Node:Integer variables, Next:, Previous:Variables and declarations, Up:Variables and declarations

Integer variables

C has five kinds of integer. An integer is a whole number (a number without a fractional part). In C, there are a limited number of integers possible; how many depends on the type of integer. In arithmetic, you can have as large a number as you like, but C integer types always have a largest (and smallest) possible number.

64-bit operating systems are now appearing in which long integers are 64 bits long. With GCC, long integers are normally 32 bits long and long long integers are 64 bits long, but it varies with the computer hardware and implementation of GCC, so check your system's documentation.

These integer types differ in the size of the integer they can hold and the amount of storage required for them. The sizes of these variables depend on the hardware and operating system of the computer.
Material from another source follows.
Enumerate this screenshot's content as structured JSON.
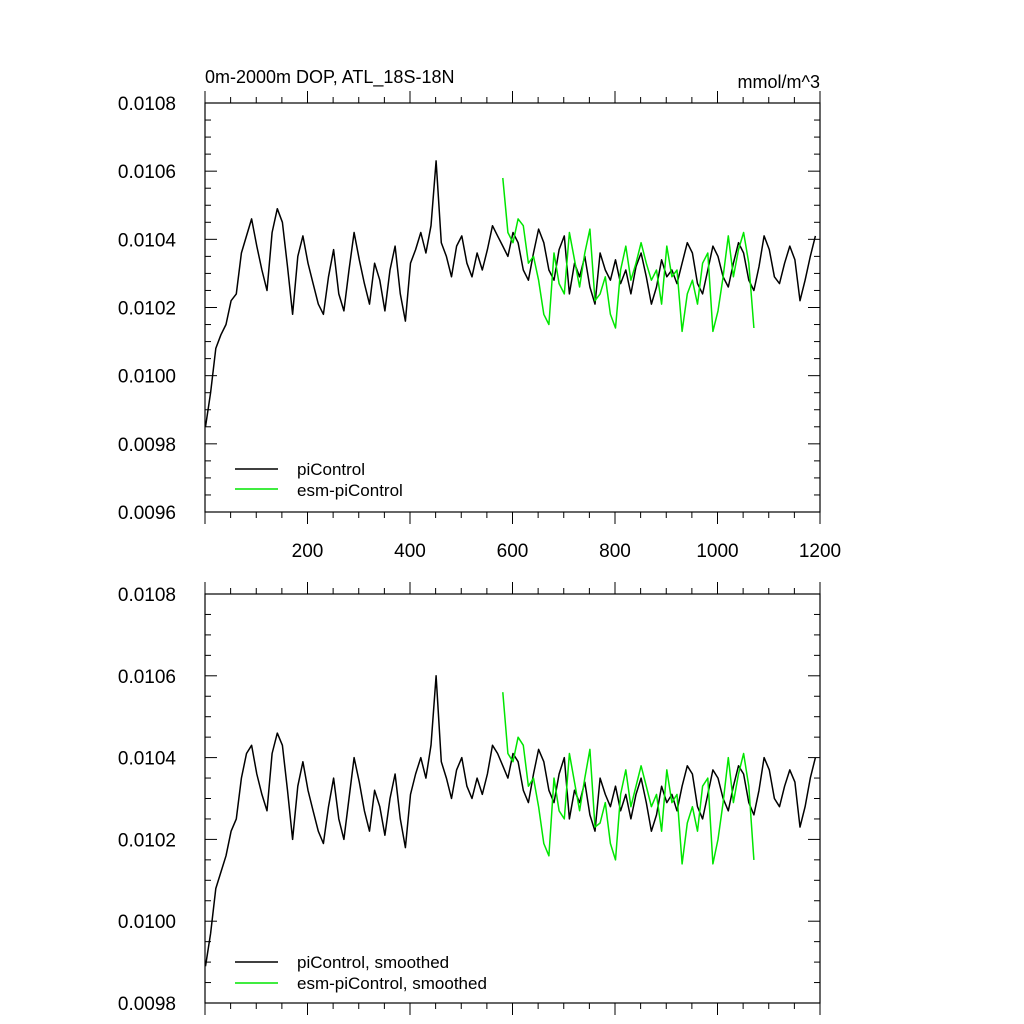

On a typical 32-bit GNU system, the sizes of the integer types are as follows.

Type Bits Possible Values
char 8 -127 to 127
unsigned char 8 0 to 255

short 16 -32,767 to 32,767
unsigned short 16 0 to 65,535

int 32 -2,147,483,647 to 2,147,483,647
unsigned int 32 0 to 4,294,967,295

long 32 -2,147,483,647 to 2,147,483,647
unsigned long 32 0 to 4,294,967,295

long long 64 -9,223,372,036,854,775,807 to 9,223,372,036,854,775,807
unsigned long long 64 0 to 18,446,744,073,709,551,615

On some computers, the lowest possible value may be 1 less than shown here; for example, the smallest possible short may be -32,768 rather than -32,767.

The word unsigned, when placed in front of integer types, means that only positive or zero values can be used in that variable (i.e. it cannot have a minus sign). The advantage is that larger numbers can then be stored in the same variable. The ANSI standard also allows the word signed to be placed before an integer, to indicate the opposite of unsigned.